Important note on autoscaling and Node Groups in AWS availability zones:
AWS will re-balance your node groups if they span multiple AZ’s by default. This can also be disruptive to running pods. My setup ended up specifying a node group per AZ so this re-balancing doesn’t occur. This still meets availability/resiliency requirements in this scenario. This setting can be changed on your launch template, however having node groups assigned to a specific AZ was easier to manage in the long run.
resource "kubernetes_namespace" "gitlab_runner" {
metadata {
name = "gitlab-runner"
}
}
resource "helm_release" "gitlab-runner" {
name = "gitlab-runner"
repository = "https://charts.gitlab.io"
chart = "gitlab-runner"
version = var.chart_version
namespace = kubernetes_namespace.gitlab_runner.metadata[0].name
wait = true
lint = true
values = [
yamlencode(
{
image_pull_policy = "IfNotPresent"
probeTimeoutSeconds = 5
replicas = 2
gitlabUrl = "https://gitlab.com"
runnerRegistrationToken = data.gitlab_group.gitlab.runners_token
unregisterRunners = true
terminationGracePeriodSeconds = 3600
concurrent = 50
checkInterval = 30
logLevel = "info"
rbac = {
create = true
clusterWideAccess = true
}
runners = {
runUntagged = false
name = "gitlab runners"
tags = "sandbox"
config = <<-EOF
[[runners]]
[runners.kubernetes]
privileged = true
poll_timeout = 180
service_account = "gitlab-runner"
[[runners.kubernetes.volumes.empty_dir]]
name = "docker-certs"
mount_path = "/certs/client"
medium = "Memory"
[runners.kubernetes.pod_annotations]
"cluster-autoscaler.kubernetes.io/safe-to-evict" = "false"
[runners.cache]
Type = "s3"
Shared = true
Path = "gitlab_cache/"
[runners.cache.s3]
ServerAddress = "s3.amazonaws.com"
BucketName = "mygitlab-cache"
BucketLocation = "us-east-2"
Insecure = false
EOF
}
podAnnotations = {
"cluster-autoscaler.kubernetes.io/safe-to-evict" = false
}
}
)
]
}
Data sources
We will declare some data sources to connect our providers and grab our GitLab Group ID. In our case, we are using the public Terraform EKS module.
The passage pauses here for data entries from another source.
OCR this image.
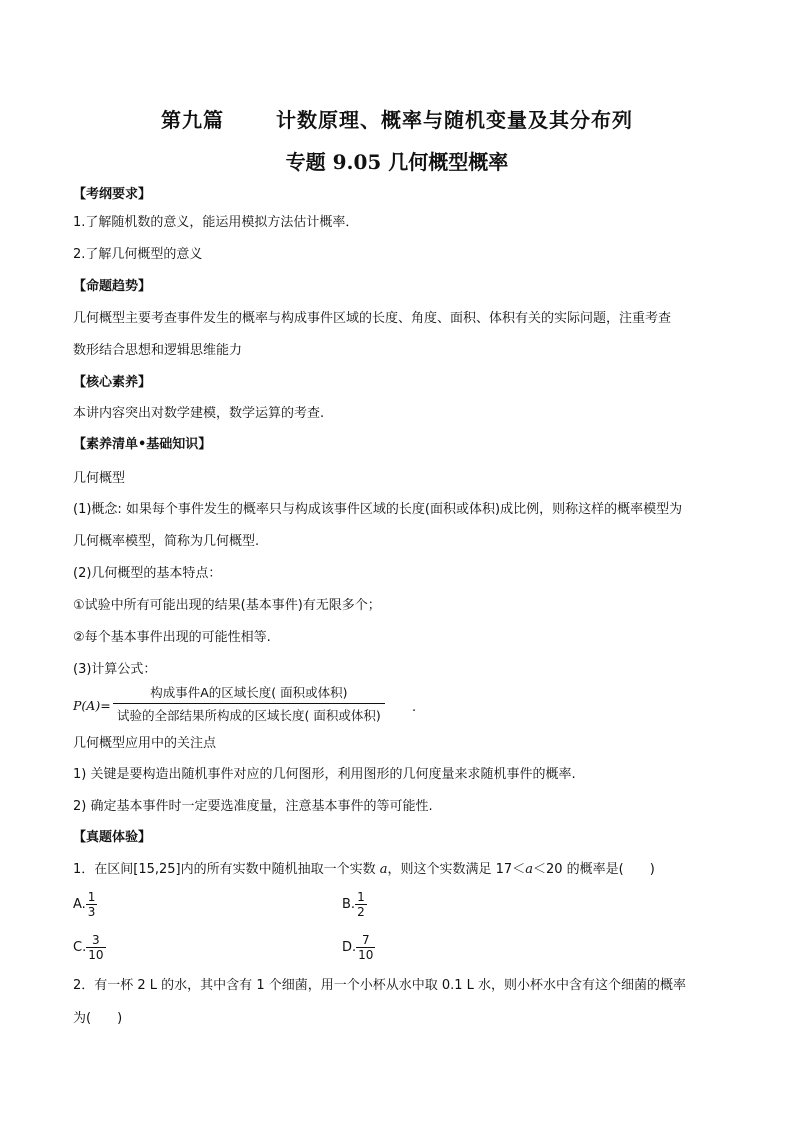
第九篇	计数原理、概率与随机变量及其分布列
专题 9.05 几何概型概率
【考纲要求】
1.了解随机数的意义，能运用模拟方法估计概率．
2.了解几何概型的意义
【命题趋势】
几何概型主要考查事件发生的概率与构成事件区域的长度、角度、面积、体积有关的实际问题，注重考查
数形结合思想和逻辑思维能力
【核心素养】
本讲内容突出对数学建模，数学运算的考查.
【素养清单•基础知识】
几何概型
(1)概念: 如果每个事件发生的概率只与构成该事件区域的长度(面积或体积)成比例，则称这样的概率模型为
几何概率模型，简称为几何概型.
(2)几何概型的基本特点：
①试验中所有可能出现的结果(基本事件)有无限多个；
②每个基本事件出现的可能性相等.
(3)计算公式：
P(A)=
构成事件A的区域长度( 面积或体积)
试验的全部结果所构成的区域长度( 面积或体积)
.
几何概型应用中的关注点
1) 关键是要构造出随机事件对应的几何图形，利用图形的几何度量来求随机事件的概率.
2) 确定基本事件时一定要选准度量，注意基本事件的等可能性.
【真题体验】
1．在区间[15,25]内的所有实数中随机抽取一个实数 a，则这个实数满足 17＜a＜20 的概率是(　　)
A. $\frac{1}{3}$	B. $\frac{1}{2}$
C. $\frac{3}{10}$	D. $\frac{7}{10}$
2．有一杯 2 L 的水，其中含有 1 个细菌，用一个小杯从水中取 0.1 L 水，则小杯水中含有这个细菌的概率
为(　　)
You can read the documentation on deploying and using the proper providers. In my example, I have named my module ‘eks’, although that code is not shown in this post.
data "gitlab_group" "gitlab {
group_id = var.gitlab_group_id
}
data "aws_eks_cluster" "cluster" {
name = module.eks.cluster_id
}
data "aws_eks_cluster_auth" "cluster" {
name = module.eks.cluster_id
}
data "tls_certificate" "eks" {
url = data.aws_eks_cluster.cluster.identity[0].oidc[0].issuer
}
Final Thoughts
I find it easier to setup purpose-built EKS clusters per business unit/team. AWS charges you for the control plane and compute, however you can scale down your node groups to zero with a lambda function during non-use hours to really save some money. By doing that, you’re only paying for the control plane cost and compute for when you are actually going to be running GitLab jobs.
This post did not go in depth in setting resources. Perhaps another post at a later time will cover that topic as it will impact your node instance type and group sizes.
You can have your GitLab Pipeline manage itself with this code as long as you don’t destroy the deployment or EKS cluster! (Don’t ask me how I know that…) The helm chart is setup in a way that ensures the new pods are ready before removing the old ones, and it won’t kill any job pods until they are finished running any current jobs.